Moreover, misalignment can in some ways be expected as a normal part of the design and enactment process. There will always be an extent to which details of the enactment offer an element of surprise. The full extent of what learners do and discuss and learn cannot be predicted in advance. Learners can generate new knowledge based on their understanding of the subject matter. However, the new knowledge cannot be designed or estimated in collaborative learning design plans ahead of time. In fact, misalignment is allowed to some extent only if learners can achieve collaborative learning goals. However, too much misalignment indicates that the collaborative learning design was ineffective. With the proposed approach, this uncertainty can be accommodated. It is invited to occur, as it will, and the methodology provides tools to meet it an address it appropriately.

Finally, this study proposed that future studies on collaborative learning should focus on two key themes. The first theme is developing more in depth knowledge about collaborative learning design. This can be achieved through examining how different design decisions impact collaborative learning processes and outcomes through this new lens. Researchers and practitioners can also compare the effects of different choices in collaborative learning design components. The second theme is enabling more widespread research evaluating alignment between the collaborative learning design and its enactment. Intelligent tools for evaluating alignment automatically would be an excellent direction for future research in order to improve the efficiency of the approach even further. Moreover, the metrics for analysis of the misalignment and design deficiencies could be developed even further.

Conclusion

In conclusion, methodology for designing collaborative learning activities is extremely important but frequently neglected in research studies. This study adopted the DCR approach to evaluate the alignment between a collaborative learning design and its enactment for 40 collaborative learning sessions altogether. The results indicated that the new method was informative and holds potential for identifying and evaluating alignment. It was found that the three indicators, namely, the alignment of the range of activated knowledge, the alignment of the degree of knowledge building, and the alignment of the interactive approach can effectively evaluate the alignment between the design plan and enactment process. In addition, the interaction path graph is very helpful for identifying the misalignment between CSCL design and enactment. The results also indicate that the degree of alignment in the second round was significantly higher than that in the first round after refining the collaborative learning design. The findings further revealed that improving the alignment can indeed improve group performance. Furthermore, this study also sheds light on how to improve design quality through analyzing the misalignment and design deficiencies.

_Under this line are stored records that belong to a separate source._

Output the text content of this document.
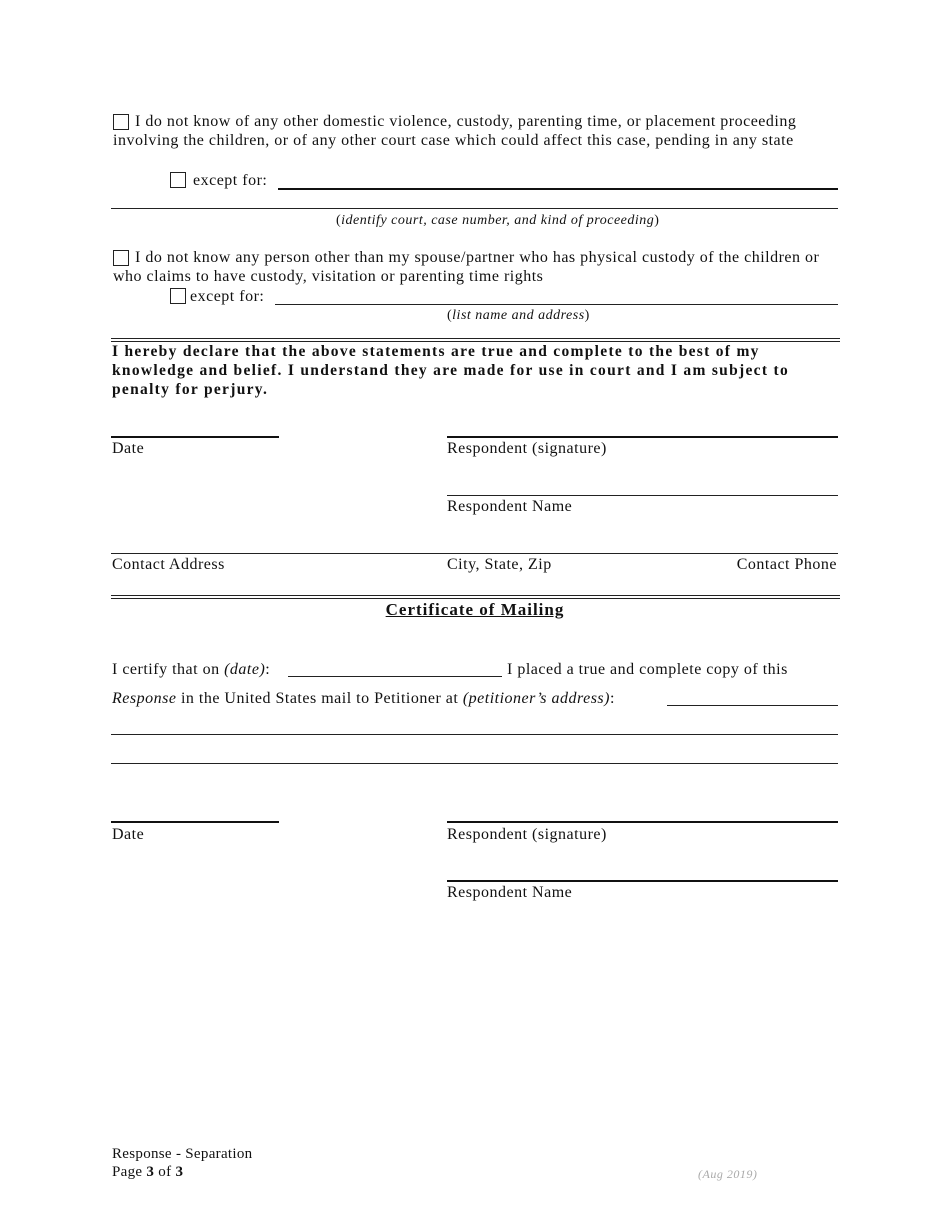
I do not know of any other domestic violence, custody, parenting time, or placement proceeding involving the children, or of any other court case which could affect this case, pending in any state
except for:
(identify court, case number, and kind of proceeding)
I do not know any person other than my spouse/partner who has physical custody of the children or who claims to have custody, visitation or parenting time rights
except for:
(list name and address)
I hereby declare that the above statements are true and complete to the best of my knowledge and belief. I understand they are made for use in court and I am subject to penalty for perjury.
Date	Respondent (signature)
Respondent Name
Contact Address	City, State, Zip	Contact Phone
Certificate of Mailing
I certify that on (date):	I placed a true and complete copy of this
Response in the United States mail to Petitioner at (petitioner’s address):
Date	Respondent (signature)
Respondent Name
Response - Separation
Page 3 of 3	(Aug 2019)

This study was constrained by the following limitations. First, the sample size was small and only 20 groups participated in the collaborative learning activities in the first and second rounds, respectively. Future studies will expand the sample size to engage different students in conducting two rounds of online collaborative learning. Second, the duration for each online collaborative learning activity was approximately 2 h. In the future, more complex collaborative learning tasks will be designed to extend the duration of activities. Third, this study only examined the alignment from the perspective of the acquired knowledge and interactive approaches. Future studies will explore the alignment concerning learning engagement, behaviors, and durations. Finally, the collaborative learning design framework needs to be examined and refined in future studies.